The European Commission has vindicated Morocco’s arguments, foiling attempts by the Polisario and its backers to harm the Kingdom’s territorial integrity.

The Commission adopted on Monday (June 11), a protocol including products of the Moroccan Sahara in the agricultural agreement.

Following the meeting of the College of Commissioners, the European Commission adopted an agreement in the form of an exchange of letters between Morocco and the European Union (EU), with a view to granting preferential tariffs to farm and fisheries products imported by the EU from the Sahara.

The European Commission said in a press release that it had adopted the protocol after extensive consultations with elected representatives, local civil society activists and relevant organizations in the Sahara provinces.

The tariff agreement extended to the products of the Sahara, aims to support, as stipulated by the European Court of Justice (CJEU), the economic development of the Sahara provinces, and this in accordance with the position of the European Union on the Sahara issue, noted the commission in the press release.

The EU’s executive body, which openly admits the “serious and credible” nature of the Moroccan autonomy proposal for the Sahara, has thus kept its word by including the Sahara in the Morocco-EU association agreement.

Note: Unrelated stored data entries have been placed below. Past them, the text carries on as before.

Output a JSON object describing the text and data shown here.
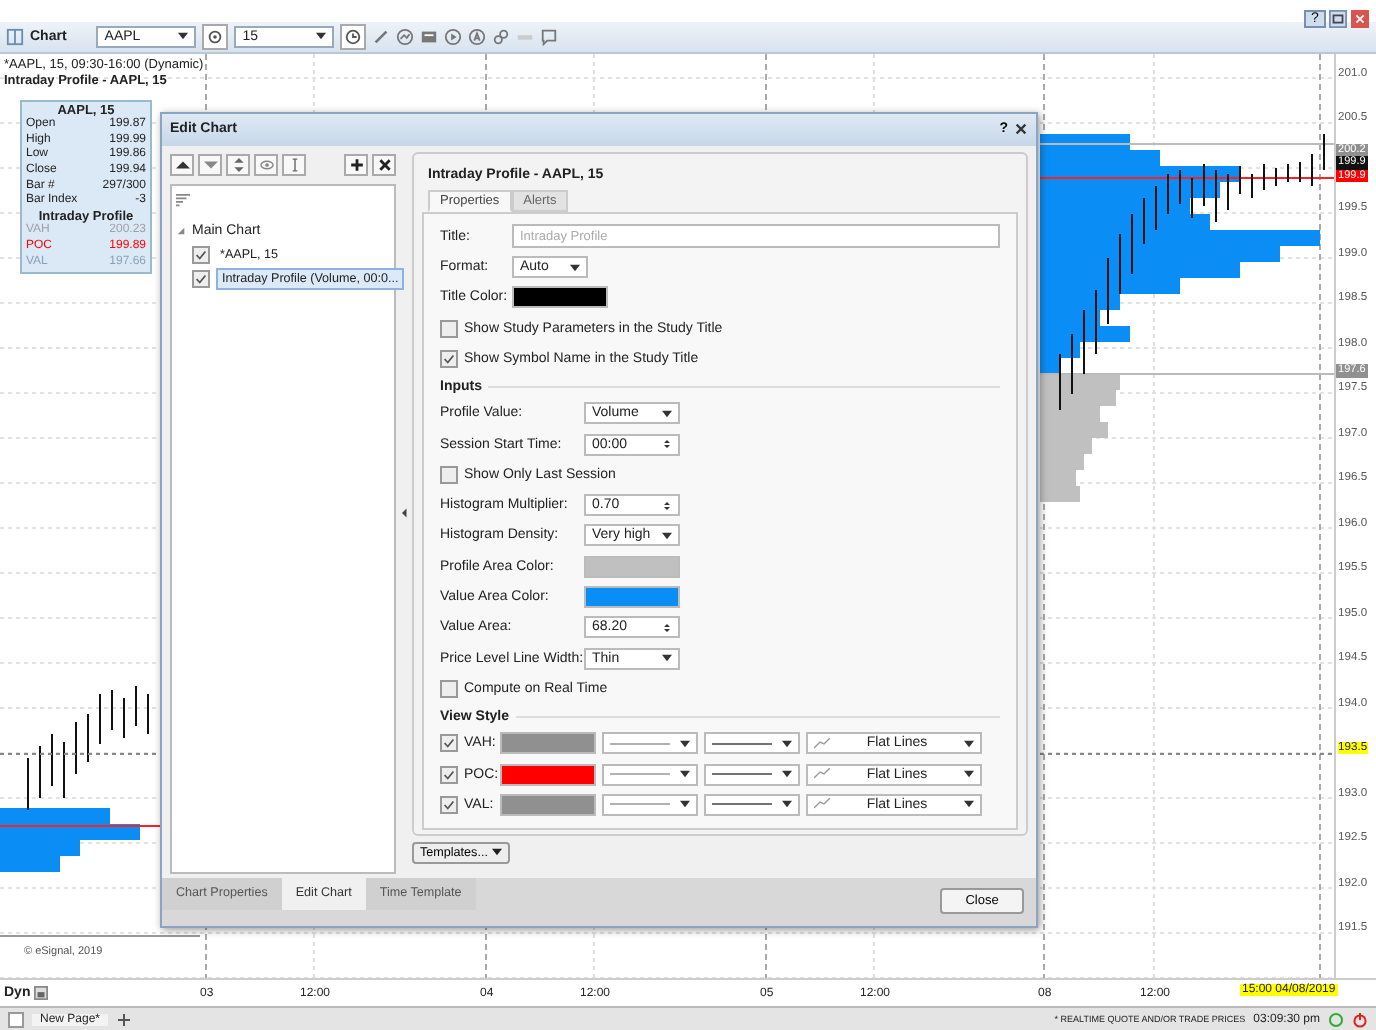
{
  "toolbar": {
    "title": "Chart",
    "symbol": "AAPL",
    "interval": "15",
    "help": "?"
  },
  "chart": {
    "header": "*AAPL, 15, 09:30-16:00 (Dynamic)",
    "study_title": "Intraday Profile - AAPL, 15",
    "copyright": "© eSignal, 2019"
  },
  "data_window": {
    "title": "AAPL, 15",
    "rows": [
      {
        "label": "Open",
        "value": "199.87"
      },
      {
        "label": "High",
        "value": "199.99"
      },
      {
        "label": "Low",
        "value": "199.86"
      },
      {
        "label": "Close",
        "value": "199.94"
      },
      {
        "label": "Bar #",
        "value": "297/300"
      },
      {
        "label": "Bar Index",
        "value": "-3"
      }
    ],
    "section": "Intraday Profile",
    "levels": [
      {
        "label": "VAH",
        "value": "200.23",
        "color": "#a0a0a0"
      },
      {
        "label": "POC",
        "value": "199.89",
        "color": "#ff0000"
      },
      {
        "label": "VAL",
        "value": "197.66",
        "color": "#8aa0b8"
      }
    ]
  },
  "price_axis": {
    "ticks": [
      {
        "label": "201.0",
        "kind": "tick"
      },
      {
        "label": "200.5",
        "kind": "tick"
      },
      {
        "label": "199.5",
        "kind": "tick"
      },
      {
        "label": "199.0",
        "kind": "tick"
      },
      {
        "label": "198.5",
        "kind": "tick"
      },
      {
        "label": "198.0",
        "kind": "tick"
      },
      {
        "label": "197.5",
        "kind": "tick"
      },
      {
        "label": "197.0",
        "kind": "tick"
      },
      {
        "label": "196.5",
        "kind": "tick"
      },
      {
        "label": "196.0",
        "kind": "tick"
      },
      {
        "label": "195.5",
        "kind": "tick"
      },
      {
        "label": "195.0",
        "kind": "tick"
      },
      {
        "label": "194.5",
        "kind": "tick"
      },
      {
        "label": "194.0",
        "kind": "tick"
      },
      {
        "label": "193.5",
        "kind": "crosshair"
      },
      {
        "label": "193.0",
        "kind": "tick"
      },
      {
        "label": "192.5",
        "kind": "tick"
      },
      {
        "label": "192.0",
        "kind": "tick"
      },
      {
        "label": "191.5",
        "kind": "tick"
      }
    ],
    "tags": [
      {
        "label": "200.2",
        "color": "#909090"
      },
      {
        "label": "199.9",
        "color": "#111111"
      },
      {
        "label": "199.9",
        "color": "#ff0000"
      },
      {
        "label": "197.6",
        "color": "#909090"
      }
    ]
  },
  "time_axis": {
    "mode": "Dyn",
    "labels": [
      "03",
      "12:00",
      "04",
      "12:00",
      "05",
      "12:00",
      "08",
      "12:00"
    ],
    "cursor": "15:00 04/08/2019"
  },
  "dialog": {
    "title": "Edit Chart",
    "help": "?",
    "tree": [
      {
        "label": "Main Chart",
        "expanded": true,
        "children": [
          {
            "label": "*AAPL, 15",
            "checked": true,
            "selected": false
          },
          {
            "label": "Intraday Profile (Volume, 00:0...",
            "checked": true,
            "selected": true
          }
        ]
      }
    ],
    "bottom_tabs": [
      {
        "label": "Chart Properties",
        "selected": false
      },
      {
        "label": "Edit Chart",
        "selected": true
      },
      {
        "label": "Time Template",
        "selected": false
      }
    ],
    "study": {
      "heading": "Intraday Profile - AAPL, 15",
      "tabs": [
        {
          "label": "Properties",
          "selected": true
        },
        {
          "label": "Alerts",
          "selected": false
        }
      ],
      "general": [
        {
          "kind": "input",
          "label": "Title:",
          "placeholder": "Intraday Profile"
        },
        {
          "kind": "select",
          "label": "Format:",
          "value": "Auto"
        },
        {
          "kind": "color",
          "label": "Title Color:",
          "color": "#000000"
        },
        {
          "kind": "checkbox",
          "label": "Show Study Parameters in the Study Title",
          "checked": false
        },
        {
          "kind": "checkbox",
          "label": "Show Symbol Name in the Study Title",
          "checked": true
        }
      ],
      "sections": [
        {
          "title": "Inputs",
          "fields": [
            {
              "kind": "select",
              "label": "Profile Value:",
              "value": "Volume"
            },
            {
              "kind": "spin",
              "label": "Session Start Time:",
              "value": "00:00"
            },
            {
              "kind": "checkbox",
              "label": "Show Only Last Session",
              "checked": false
            },
            {
              "kind": "spin",
              "label": "Histogram Multiplier:",
              "value": "0.70"
            },
            {
              "kind": "select",
              "label": "Histogram Density:",
              "value": "Very high"
            },
            {
              "kind": "color",
              "label": "Profile Area Color:",
              "color": "#c0c0c0"
            },
            {
              "kind": "color",
              "label": "Value Area Color:",
              "color": "#0a8df5"
            },
            {
              "kind": "spin",
              "label": "Value Area:",
              "value": "68.20"
            },
            {
              "kind": "select",
              "label": "Price Level Line Width:",
              "value": "Thin"
            },
            {
              "kind": "checkbox",
              "label": "Compute on Real Time",
              "checked": false
            }
          ]
        },
        {
          "title": "View Style",
          "fields": [
            {
              "kind": "style",
              "label": "VAH:",
              "checked": true,
              "color": "#909090",
              "style": "Flat Lines"
            },
            {
              "kind": "style",
              "label": "POC:",
              "checked": true,
              "color": "#ff0000",
              "style": "Flat Lines"
            },
            {
              "kind": "style",
              "label": "VAL:",
              "checked": true,
              "color": "#909090",
              "style": "Flat Lines"
            }
          ]
        }
      ]
    },
    "templates_button": "Templates...",
    "close_button": "Close"
  },
  "status_bar": {
    "checked": false,
    "page": "New Page*",
    "notice": "* REALTIME QUOTE AND/OR TRADE PRICES",
    "time": "03:09:30 pm"
  }
}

Brussels has thus dealt a new blow to the Polisario and other parties hostile to the territorial integrity of Morocco.

On June 7, at the occasion of the “Great Interparliamentary Conference”, the Head of the Maghreb Division of the European External Action Service (EEAS), Vincent Piket, had reaffirmed that “the Polisario is not the only representative of the Sahrawi populations”. “It is not recognized by the (EU) Member States. It is a reality and a political fact that we cannot deny,” he said.

“The European Court of Justice has at no time given reason to the Polisario” in its judgments of 2016 and 2017, noted Piket, underlining that therefore, the EU as a partner of Morocco, “cannot in any case conclude agreements with an entity which has no legal identity, which has no legal personality and which no (EU) Member State recognizes”.